Although it’s tempting to think that the sheer volume of such letters discounts their value, Msgr. Magee knows firsthand that writing to those in ecclesiastical authority is far from futile.
“As someone who has worked in the Vatican, I can tell you that those letters, which we receive from people all over the world, do make a difference,” he said. “It’s impossible to respond to every letter, but when we receive a number of letters expressing a certain concern, we do take note.”
That certainly differs from the process used to name successors in the corporate world, where leadership appointments can affect thousands of livelihoods, he pointed out.
“I worked in a bank before I entered the seminary, and I don’t remember any effort by the top corporate management to find out what people on the lowest rungs of the ladder thought about naming executives,” Msgr. Magee said.
At the same time, the wisdom required for appointing a bishop transcends common business sense, since the church is a supernatural, as well as human, institution.
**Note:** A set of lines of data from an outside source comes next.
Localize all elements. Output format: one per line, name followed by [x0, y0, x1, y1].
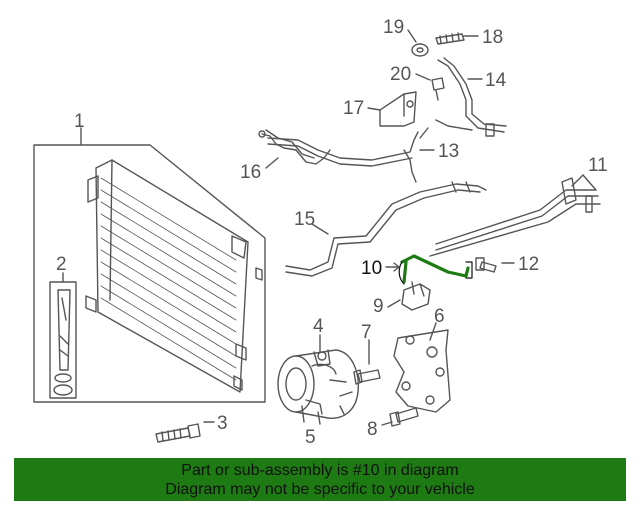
- valve-9: [401, 281, 431, 311]
- bolt-3: [155, 423, 201, 443]
- bolt-8: [389, 407, 419, 427]
- condenser-group: [33, 144, 266, 403]
- callout-20: 20: [390, 64, 411, 85]
- callout-19: 19: [383, 17, 404, 38]
- condenser-box-outline: [33, 144, 266, 403]
- banner-line-1: Part or sub-assembly is #10 in diagram: [181, 462, 459, 479]
- bolt-7: [353, 369, 381, 385]
- callout-14: 14: [485, 70, 507, 91]
- callout-4: 4: [313, 316, 324, 337]
- callout-18: 18: [482, 27, 503, 48]
- callout-labels: 1 2 3 4 5 6 7 8 9 10 11 12 13 14 15 16 1…: [56, 17, 608, 448]
- callout-17: 17: [343, 98, 364, 119]
- line-13: [267, 127, 429, 183]
- vehicle-fit-banner: Part or sub-assembly is #10 in diagram D…: [14, 458, 626, 501]
- line-15: [285, 181, 487, 277]
- callout-10: 10: [361, 258, 382, 279]
- nut-19: [411, 43, 429, 57]
- tube-11: [429, 177, 601, 257]
- callout-8: 8: [367, 419, 378, 440]
- callout-5: 5: [305, 427, 316, 448]
- callout-11: 11: [588, 155, 608, 176]
- callout-9: 9: [373, 296, 384, 317]
- hose-10: [398, 254, 473, 285]
- bolt-18: [435, 32, 465, 45]
- bolt-12: [475, 257, 497, 273]
- callout-6: 6: [434, 306, 445, 327]
- bracket-17: [379, 91, 417, 127]
- callout-16: 16: [240, 162, 261, 183]
- line-14: [435, 57, 507, 137]
- callout-1: 1: [74, 111, 85, 132]
- receiver-drier: [49, 281, 77, 399]
- callout-12: 12: [518, 254, 539, 275]
- leader-lines: [62, 29, 597, 426]
- condenser-core: [95, 159, 249, 393]
- callout-15: 15: [294, 209, 315, 230]
- callout-13: 13: [438, 141, 459, 162]
- bolt-20: [431, 77, 445, 101]
- banner-line-2: Diagram may not be specific to your vehi…: [165, 481, 475, 498]
- compressor: [277, 349, 359, 425]
- callout-3: 3: [217, 413, 228, 434]
- callout-2: 2: [56, 254, 67, 275]
- callout-7: 7: [361, 322, 372, 343]
- bracket-6: [393, 329, 451, 413]
- hose-16: [258, 129, 331, 165]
While Archbishop Chaput’s successor “will very likely be an experienced bishop” so that he already has “the skills necessary for governing such a large local church,” the church by design seeks bishops who are more than simply “good corporate leaders, solid organizers or just nice persons,” said Msgr. Magee.
“We’re looking for someone who can give us Jesus Christ,” he said. “The bishop is the successor of the Apostles, to whom Jesus sent out saying, ‘Present me, both the teaching and the love that I give, to the world.’”
What people say they desire in a bishop ultimately speaks to how they perceive Christ himself, Msgr. Magee said.
“Sometimes people only want Jesus’ love, but not his truth about the human person, which is non-negotiable,” he said. “And yet everybody who knew Jesus saw an amazing love that drew them in, but also one that made incredible demands on them and called them to something higher.”
For that reason, said Msgr. Magee, one of the best ways the faithful can prepare for the appointment of a new bishop is through prayer, fasting and sacrifice, because “ultimately, this is a spiritual decision.”